Attualmente, la pectina viene prodotta su scala industriale utilizzando il metodo di estrazione acida da semi di girasole, polpa di barbabietola, polpa di mele e agrumi, meno comunemente zucca e alghe marine chiamate "seaweed".

La principale differenza tra agar e pectina è il loro effetto sull'organismo umano. Mentre l'agar può causare effetti gastrointestinali negativi, la pectina, al contrario, è un enterosorbente naturale e favorisce:
- abbassare i livelli di colesterolo;
- rimozione delle sostanze tossiche dal corpo;
- rimozione degli acidi biliari;
- soppressione dell'attività di alcuni microrganismi patogeni.

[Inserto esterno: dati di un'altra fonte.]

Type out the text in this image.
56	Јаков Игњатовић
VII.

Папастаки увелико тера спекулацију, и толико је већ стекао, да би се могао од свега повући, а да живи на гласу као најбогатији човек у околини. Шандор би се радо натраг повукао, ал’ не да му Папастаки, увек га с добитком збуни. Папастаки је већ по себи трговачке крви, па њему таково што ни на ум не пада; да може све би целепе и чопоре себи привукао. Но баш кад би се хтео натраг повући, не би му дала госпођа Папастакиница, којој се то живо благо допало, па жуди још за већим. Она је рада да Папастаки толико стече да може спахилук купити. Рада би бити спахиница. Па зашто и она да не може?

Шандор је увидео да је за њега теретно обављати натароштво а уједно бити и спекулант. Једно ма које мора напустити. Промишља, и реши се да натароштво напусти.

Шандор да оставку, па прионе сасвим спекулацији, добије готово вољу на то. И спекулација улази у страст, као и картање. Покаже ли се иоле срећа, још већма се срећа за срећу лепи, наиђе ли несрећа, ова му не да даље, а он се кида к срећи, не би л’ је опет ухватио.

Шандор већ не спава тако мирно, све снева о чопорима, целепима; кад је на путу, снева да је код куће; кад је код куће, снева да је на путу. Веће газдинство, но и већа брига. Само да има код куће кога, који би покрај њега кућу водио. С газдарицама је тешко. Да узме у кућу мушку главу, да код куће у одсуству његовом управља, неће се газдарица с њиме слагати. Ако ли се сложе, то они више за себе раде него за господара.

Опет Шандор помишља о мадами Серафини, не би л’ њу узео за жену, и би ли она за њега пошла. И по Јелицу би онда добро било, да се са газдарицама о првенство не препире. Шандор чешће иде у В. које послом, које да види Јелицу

Esistono anche diversi tipi di pectina, ognuno con differenze significative nell'applicazione. Ad esempio, l'addensante a base di agrumi gialli o mele è ideale per marmellate e conserve, l'NH termoreversibile è più indicato per ingredienti altamente acidi e l'FX58 è più indicato per i latticini.

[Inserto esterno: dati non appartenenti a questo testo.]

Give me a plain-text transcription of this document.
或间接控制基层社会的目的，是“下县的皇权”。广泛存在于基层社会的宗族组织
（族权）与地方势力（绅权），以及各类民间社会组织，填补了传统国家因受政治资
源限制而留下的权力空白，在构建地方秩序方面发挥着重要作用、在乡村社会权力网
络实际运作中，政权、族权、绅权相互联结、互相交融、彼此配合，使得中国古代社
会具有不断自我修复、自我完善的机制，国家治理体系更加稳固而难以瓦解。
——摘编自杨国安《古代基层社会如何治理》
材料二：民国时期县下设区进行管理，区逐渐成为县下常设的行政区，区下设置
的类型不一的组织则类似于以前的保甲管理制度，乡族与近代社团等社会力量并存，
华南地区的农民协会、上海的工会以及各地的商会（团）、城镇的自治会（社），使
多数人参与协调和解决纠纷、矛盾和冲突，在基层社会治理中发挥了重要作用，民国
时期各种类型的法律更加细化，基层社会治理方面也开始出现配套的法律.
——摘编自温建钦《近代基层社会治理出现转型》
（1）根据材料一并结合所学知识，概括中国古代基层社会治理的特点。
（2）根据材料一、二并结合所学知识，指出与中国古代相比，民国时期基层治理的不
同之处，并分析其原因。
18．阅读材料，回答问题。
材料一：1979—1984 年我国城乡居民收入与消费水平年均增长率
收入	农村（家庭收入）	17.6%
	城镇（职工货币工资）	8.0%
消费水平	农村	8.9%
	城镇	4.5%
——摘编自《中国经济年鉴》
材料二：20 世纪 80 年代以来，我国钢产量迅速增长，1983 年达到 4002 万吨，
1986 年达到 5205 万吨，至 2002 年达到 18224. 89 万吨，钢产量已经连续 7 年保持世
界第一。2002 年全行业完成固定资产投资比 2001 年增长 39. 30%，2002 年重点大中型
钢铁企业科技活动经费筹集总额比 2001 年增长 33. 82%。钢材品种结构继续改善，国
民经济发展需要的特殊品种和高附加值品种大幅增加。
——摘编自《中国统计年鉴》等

Nella scelta della pectina, è importante sapere che il prodotto differisce anche per il suo grado di esterificazione. Questo parametro può variare dal 50 al 76% e indica la velocità e la temperatura di gelificazione. Maggiore è il grado di esterificazione, più rapida sarà la presa della massa (rispettivamente da 25 a 10 minuti) e maggiore sarà la temperatura di presa (rispettivamente da 45 a 85 °C).

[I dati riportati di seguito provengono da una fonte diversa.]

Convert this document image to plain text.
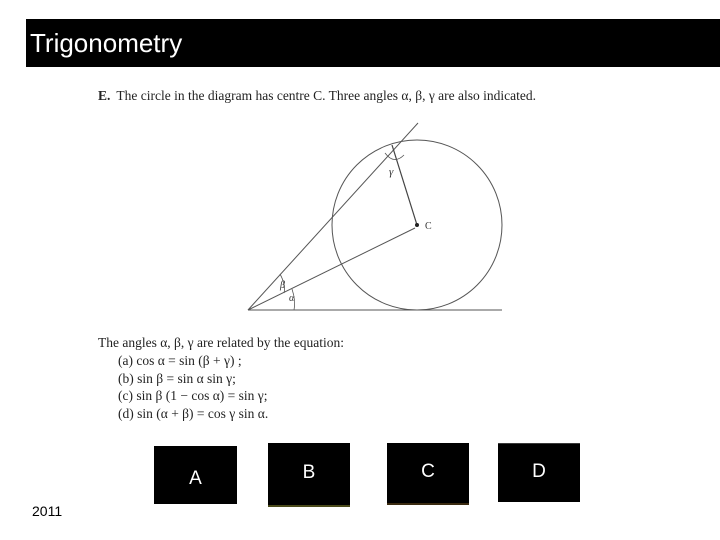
Trigonometry
E. The circle in the diagram has centre C. Three angles α, β, γ are also indicated.
γ
C
β
α
The angles α, β, γ are related by the equation:
(a) cos α = sin (β + γ) ;
(b) sin β = sin α sin γ;
(c) sin β (1 − cos α) = sin γ;
(d) sin (α + β) = cos γ sin α.
A	B	C	D
2011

Tra i principali svantaggi c'è la difficoltà di utilizzare un addensante in casa, poiché è necessario non solo scegliere il tipo giusto di additivo, ma anche calcolarne la quantità necessaria, tenendo conto delle caratteristiche dei prodotti (quantità di zucchero, acidità, ecc.).
Tabella comparativa
Concludiamo la nostra analisi su "quale è meglio per cucinare: agar-agar, gelatina o pectina" compilando una tabella comparativa per questi tre prodotti:
| Parametro | Gelatina | Agar-Agar | Pectina |
| Origine | animale | verdura | verdura |
| Temperatura di dissoluzione | più di 45℃ | oltre 95℃ | meno di 45℃ |
| Punto di congelamento | meno di 15℃ | meno di 40℃ | da 45 a 85℃ a seconda del tipo |
| Efficienza in ambienti acidi | Basso | alto | alto |
| Contenuto calorico di 100 g. | 335 kcal | 300 kcal | 336 kcal |
| Rapporto | 1:10 (gelatina: liquida) | 1:30 (agar: liquido) | 60:1:1 (zucchero: pectina: kistol) |
| Quantità per 1 litro di liquido | 20-60 grammi | 8-16 g a seconda del livello di acidità | 7-15 g a seconda della quantità di zucchero e dell'acidità |
Abbiamo fatto del nostro meglio per spiegare le differenze tra gelatina, agar agar e pectina nel modo più dettagliato possibile. Consulta anche i consigli per l'utilizzo di questi tre addensanti in pasticceria:
Se hai qualcosa da aggiungere a questo articolo o se hai una vasta esperienza nell'uso di diversi tipi di addensanti in cucina, sentiti libero di aggiungere nei commenti informazioni utili e consigli per scegliere gli addensanti migliori per il tuo piatto specifico.